Small-ticket office equipment issuer SierraCities (formerly First Sierra) will exit the term securitization market, but not before potentially launching one last deal for as much as $900 million, according to Gene Godick, chief financial officer of VerticalNet, which is expected to complete its acquisition of SierraCities by year-end.
The deal would close before the end of the year. As part of the terms of the acquisition, SierraCities' leasing receivables - which amount to nearly $940 million - will be removed from the balance sheet, Godick said.
Following that initial balance-sheet "cleansing," receivables generated by SierraCities will be automatically purchased by financial institutions in a "flow agreement," whereby partnering institutions will buy the loans up front for a predetermined price based on credit score.
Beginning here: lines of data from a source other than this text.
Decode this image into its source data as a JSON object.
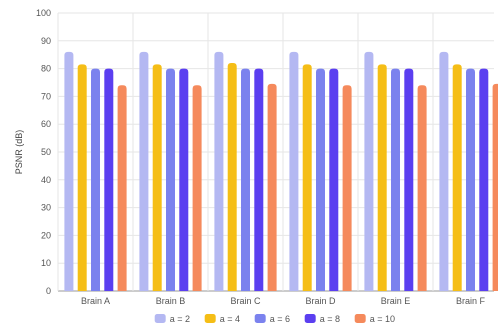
{
  "chart_data": {
    "type": "bar",
    "categories": [
      "Brain A",
      "Brain B",
      "Brain C",
      "Brain D",
      "Brain E",
      "Brain F"
    ],
    "series": [
      {
        "name": "a = 2",
        "color": "#b4b8f2",
        "values": [
          86,
          86,
          86,
          86,
          86,
          86
        ]
      },
      {
        "name": "a = 4",
        "color": "#f5be16",
        "values": [
          81.5,
          81.5,
          82,
          81.5,
          81.5,
          81.5
        ]
      },
      {
        "name": "a = 6",
        "color": "#7b82ee",
        "values": [
          80,
          80,
          80,
          80,
          80,
          80
        ]
      },
      {
        "name": "a = 8",
        "color": "#5b3ff0",
        "values": [
          80,
          80,
          80,
          80,
          80,
          80
        ]
      },
      {
        "name": "a = 10",
        "color": "#f58a5c",
        "values": [
          74,
          74,
          74.5,
          74,
          74,
          74.5
        ]
      }
    ],
    "xlabel": "",
    "ylabel": "PSNR (dB)",
    "ylim": [
      0,
      100
    ],
    "yticks": [
      0,
      10,
      20,
      30,
      40,
      50,
      60,
      70,
      80,
      90,
      100
    ],
    "grid": true,
    "legend_position": "bottom"
  }
}
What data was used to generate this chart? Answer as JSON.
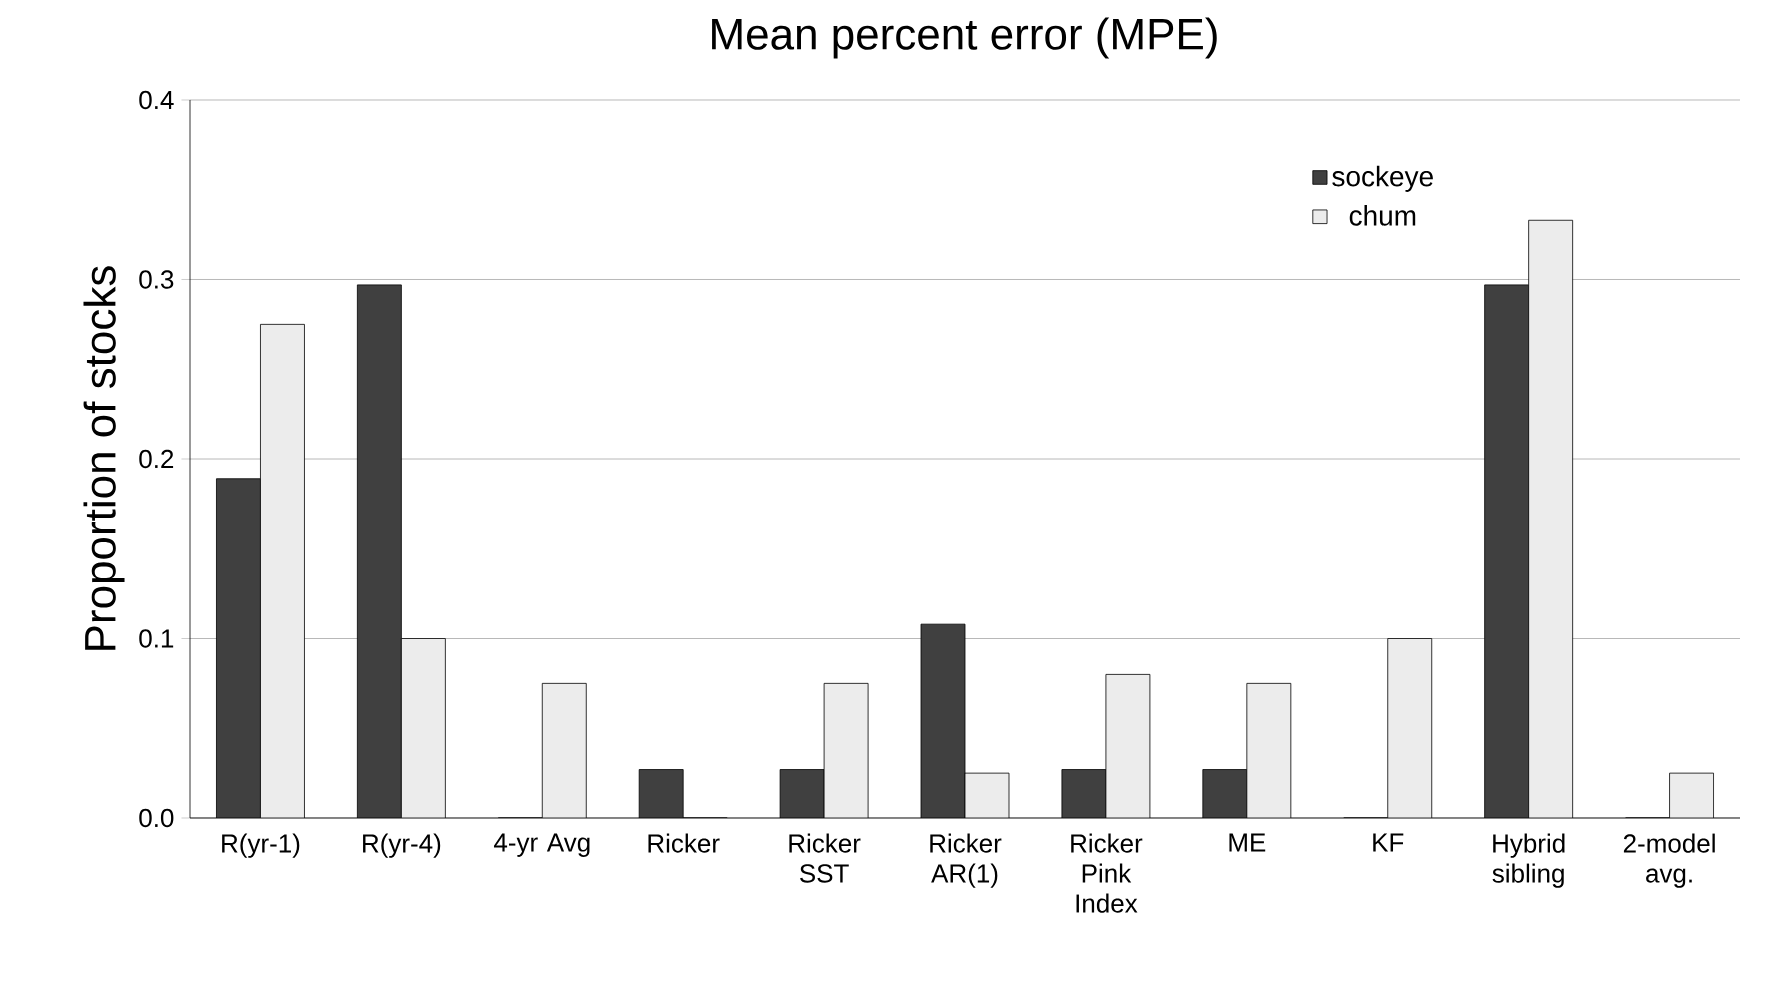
{
  "chart_data": {
    "type": "bar",
    "title": "Mean percent error (MPE)",
    "ylabel": "Proportion of stocks",
    "categories": [
      "R(yr-1)",
      "R(yr-4)",
      "4-yr Avg",
      "Ricker",
      "Ricker SST",
      "Ricker AR(1)",
      "Ricker Pink Index",
      "ME",
      "KF",
      "Hybrid sibling",
      "2-model avg."
    ],
    "series": [
      {
        "name": "sockeye",
        "color": "#404040",
        "values": [
          0.189,
          0.297,
          0,
          0.027,
          0.027,
          0.108,
          0.027,
          0.027,
          0,
          0.297,
          0
        ]
      },
      {
        "name": "chum",
        "color": "#ececec",
        "values": [
          0.275,
          0.1,
          0.075,
          0,
          0.075,
          0.025,
          0.08,
          0.075,
          0.1,
          0.333,
          0.025
        ]
      }
    ],
    "ylim": [
      0,
      0.4
    ],
    "yticks": [
      {
        "value": 0,
        "label": "0.0"
      },
      {
        "value": 0.1,
        "label": "0.1"
      },
      {
        "value": 0.2,
        "label": "0.2"
      },
      {
        "value": 0.3,
        "label": "0.3"
      },
      {
        "value": 0.4,
        "label": "0.4"
      }
    ],
    "grid": "y",
    "legend": "top right"
  }
}
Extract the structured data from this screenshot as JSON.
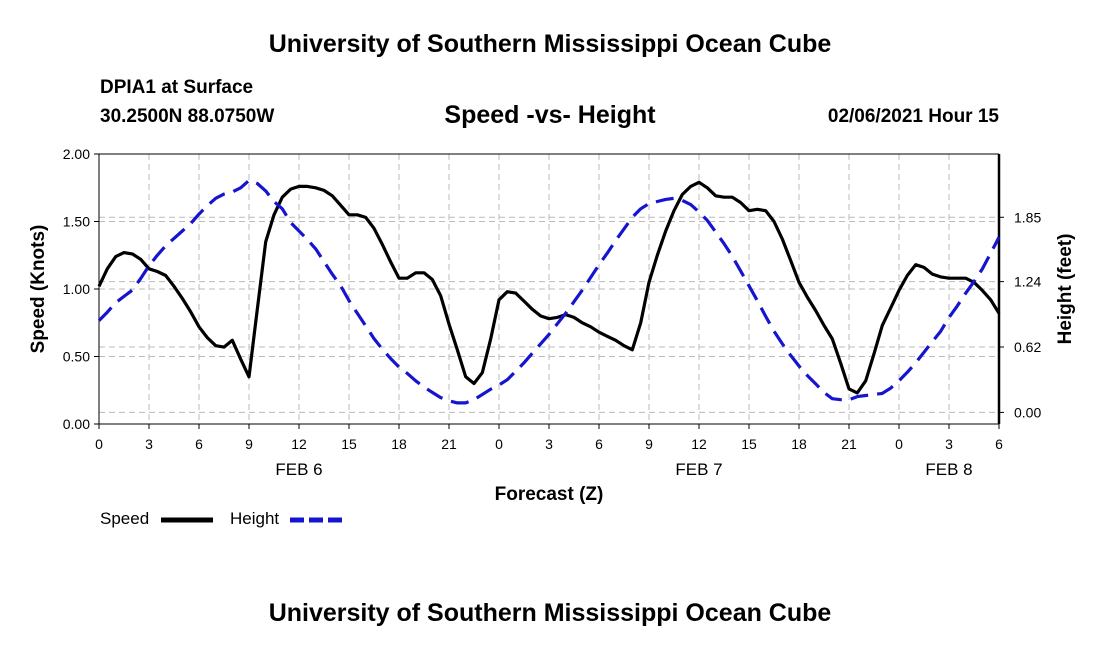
{
  "header": {
    "title": "University of Southern Mississippi Ocean Cube",
    "station": "DPIA1 at Surface",
    "coords": "30.2500N 88.0750W",
    "subtitle": "Speed -vs- Height",
    "datetime": "02/06/2021 Hour 15"
  },
  "footer": {
    "title": "University of Southern Mississippi Ocean Cube"
  },
  "chart_data": {
    "type": "line",
    "title": "Speed -vs- Height",
    "xlabel": "Forecast (Z)",
    "ylabel_left": "Speed (Knots)",
    "ylabel_right": "Height (feet)",
    "xlim": [
      0,
      54
    ],
    "ylim_left": [
      0,
      2.0
    ],
    "ylim_right": [
      -0.11,
      2.45
    ],
    "grid": true,
    "x_tick_labels": [
      "0",
      "3",
      "6",
      "9",
      "12",
      "15",
      "18",
      "21",
      "0",
      "3",
      "6",
      "9",
      "12",
      "15",
      "18",
      "21",
      "0",
      "3",
      "6"
    ],
    "y_ticks_left": [
      "0.00",
      "0.50",
      "1.00",
      "1.50",
      "2.00"
    ],
    "y_ticks_right": [
      "0.00",
      "0.62",
      "1.24",
      "1.85"
    ],
    "date_labels": [
      {
        "label": "FEB 6",
        "hour": 12
      },
      {
        "label": "FEB 7",
        "hour": 36
      },
      {
        "label": "FEB 8",
        "hour": 51
      }
    ],
    "legend": [
      {
        "name": "Speed",
        "color": "#000000",
        "style": "solid"
      },
      {
        "name": "Height",
        "color": "#1515d0",
        "style": "dashed"
      }
    ],
    "series": [
      {
        "name": "Speed",
        "axis": "left",
        "color": "#000000",
        "x": [
          0,
          0.5,
          1,
          1.5,
          2,
          2.5,
          3,
          3.5,
          4,
          4.5,
          5,
          5.5,
          6,
          6.5,
          7,
          7.5,
          8,
          8.5,
          9,
          9.5,
          10,
          10.5,
          11,
          11.5,
          12,
          12.5,
          13,
          13.5,
          14,
          14.5,
          15,
          15.5,
          16,
          16.5,
          17,
          17.5,
          18,
          18.5,
          19,
          19.5,
          20,
          20.5,
          21,
          21.5,
          22,
          22.5,
          23,
          23.5,
          24,
          24.5,
          25,
          25.5,
          26,
          26.5,
          27,
          27.5,
          28,
          28.5,
          29,
          29.5,
          30,
          30.5,
          31,
          31.5,
          32,
          32.5,
          33,
          33.5,
          34,
          34.5,
          35,
          35.5,
          36,
          36.5,
          37,
          37.5,
          38,
          38.5,
          39,
          39.5,
          40,
          40.5,
          41,
          41.5,
          42,
          42.5,
          43,
          43.5,
          44,
          44.5,
          45,
          45.5,
          46,
          46.5,
          47,
          47.5,
          48,
          48.5,
          49,
          49.5,
          50,
          50.5,
          51,
          51.5,
          52,
          52.5,
          53,
          53.5,
          54
        ],
        "values": [
          1.02,
          1.15,
          1.24,
          1.27,
          1.26,
          1.22,
          1.15,
          1.13,
          1.1,
          1.02,
          0.93,
          0.83,
          0.72,
          0.64,
          0.58,
          0.57,
          0.62,
          0.48,
          0.35,
          0.85,
          1.35,
          1.55,
          1.68,
          1.74,
          1.76,
          1.76,
          1.75,
          1.73,
          1.69,
          1.62,
          1.55,
          1.55,
          1.53,
          1.45,
          1.33,
          1.2,
          1.08,
          1.08,
          1.12,
          1.12,
          1.07,
          0.95,
          0.74,
          0.55,
          0.35,
          0.3,
          0.38,
          0.63,
          0.92,
          0.98,
          0.97,
          0.91,
          0.85,
          0.8,
          0.78,
          0.79,
          0.81,
          0.79,
          0.75,
          0.72,
          0.68,
          0.65,
          0.62,
          0.58,
          0.55,
          0.75,
          1.05,
          1.25,
          1.43,
          1.58,
          1.7,
          1.76,
          1.79,
          1.75,
          1.69,
          1.68,
          1.68,
          1.64,
          1.58,
          1.59,
          1.58,
          1.5,
          1.37,
          1.21,
          1.05,
          0.94,
          0.84,
          0.73,
          0.63,
          0.45,
          0.26,
          0.23,
          0.32,
          0.52,
          0.73,
          0.86,
          0.99,
          1.1,
          1.18,
          1.16,
          1.11,
          1.09,
          1.08,
          1.08,
          1.08,
          1.05,
          0.99,
          0.92,
          0.82
        ]
      },
      {
        "name": "Height",
        "axis": "right",
        "color": "#1515d0",
        "x": [
          0,
          0.5,
          1,
          1.5,
          2,
          2.5,
          3,
          3.5,
          4,
          4.5,
          5,
          5.5,
          6,
          6.5,
          7,
          7.5,
          8,
          8.5,
          9,
          9.5,
          10,
          10.5,
          11,
          11.5,
          12,
          12.5,
          13,
          13.5,
          14,
          14.5,
          15,
          15.5,
          16,
          16.5,
          17,
          17.5,
          18,
          18.5,
          19,
          19.5,
          20,
          20.5,
          21,
          21.5,
          22,
          22.5,
          23,
          23.5,
          24,
          24.5,
          25,
          25.5,
          26,
          26.5,
          27,
          27.5,
          28,
          28.5,
          29,
          29.5,
          30,
          30.5,
          31,
          31.5,
          32,
          32.5,
          33,
          33.5,
          34,
          34.5,
          35,
          35.5,
          36,
          36.5,
          37,
          37.5,
          38,
          38.5,
          39,
          39.5,
          40,
          40.5,
          41,
          41.5,
          42,
          42.5,
          43,
          43.5,
          44,
          44.5,
          45,
          45.5,
          46,
          46.5,
          47,
          47.5,
          48,
          48.5,
          49,
          49.5,
          50,
          50.5,
          51,
          51.5,
          52,
          52.5,
          53,
          53.5,
          54
        ],
        "values": [
          0.87,
          0.95,
          1.04,
          1.1,
          1.16,
          1.27,
          1.39,
          1.49,
          1.58,
          1.65,
          1.72,
          1.79,
          1.88,
          1.96,
          2.03,
          2.07,
          2.09,
          2.13,
          2.2,
          2.17,
          2.1,
          2.0,
          1.93,
          1.8,
          1.72,
          1.64,
          1.55,
          1.43,
          1.31,
          1.2,
          1.06,
          0.94,
          0.82,
          0.7,
          0.6,
          0.51,
          0.43,
          0.37,
          0.3,
          0.24,
          0.19,
          0.14,
          0.11,
          0.09,
          0.09,
          0.12,
          0.17,
          0.22,
          0.26,
          0.31,
          0.39,
          0.47,
          0.56,
          0.65,
          0.74,
          0.84,
          0.94,
          1.05,
          1.16,
          1.28,
          1.4,
          1.51,
          1.63,
          1.74,
          1.85,
          1.93,
          1.98,
          2.0,
          2.02,
          2.03,
          2.01,
          1.97,
          1.9,
          1.82,
          1.71,
          1.6,
          1.48,
          1.34,
          1.2,
          1.06,
          0.91,
          0.77,
          0.65,
          0.54,
          0.44,
          0.35,
          0.27,
          0.19,
          0.13,
          0.12,
          0.12,
          0.15,
          0.16,
          0.17,
          0.18,
          0.23,
          0.3,
          0.38,
          0.47,
          0.57,
          0.67,
          0.77,
          0.9,
          1.01,
          1.13,
          1.24,
          1.36,
          1.51,
          1.66
        ]
      }
    ]
  }
}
SierraCities last came to market with a $157 million deal in June, which was managed by First Union Securities. If in fact the company does securitize its $900 million lease portfolio, it will be the company's largest deal to date by more than $600 million, according to Thomson Financial Securities Data.
SierraCities has been leasing equipment to small businesses since 1994. The company made its debut $65 million securitization in 1996, and has been a regular presence in the sector ever since, with nine deals totaling $1.3 billion.
VerticalNet is an online business-to-business e-commerce enabler, with an online marketplace called NECX.com, which deals in technology-related products, such as semiconductors, computer products and networking equipment.
Following the merger, businesses utilizing NECX.com as a marketplace will also have access to SierraCities' credit and leasing services.
Separately, VerticalNet recently launched an asset-backed commercial paper facility via administrator PNC Bank (see ASR 10/30/00).
The company securitized a $96 million portfolio of accounts receivables generated by the NECX platform. VerticalNet issued approximately $75 million in commercial paper.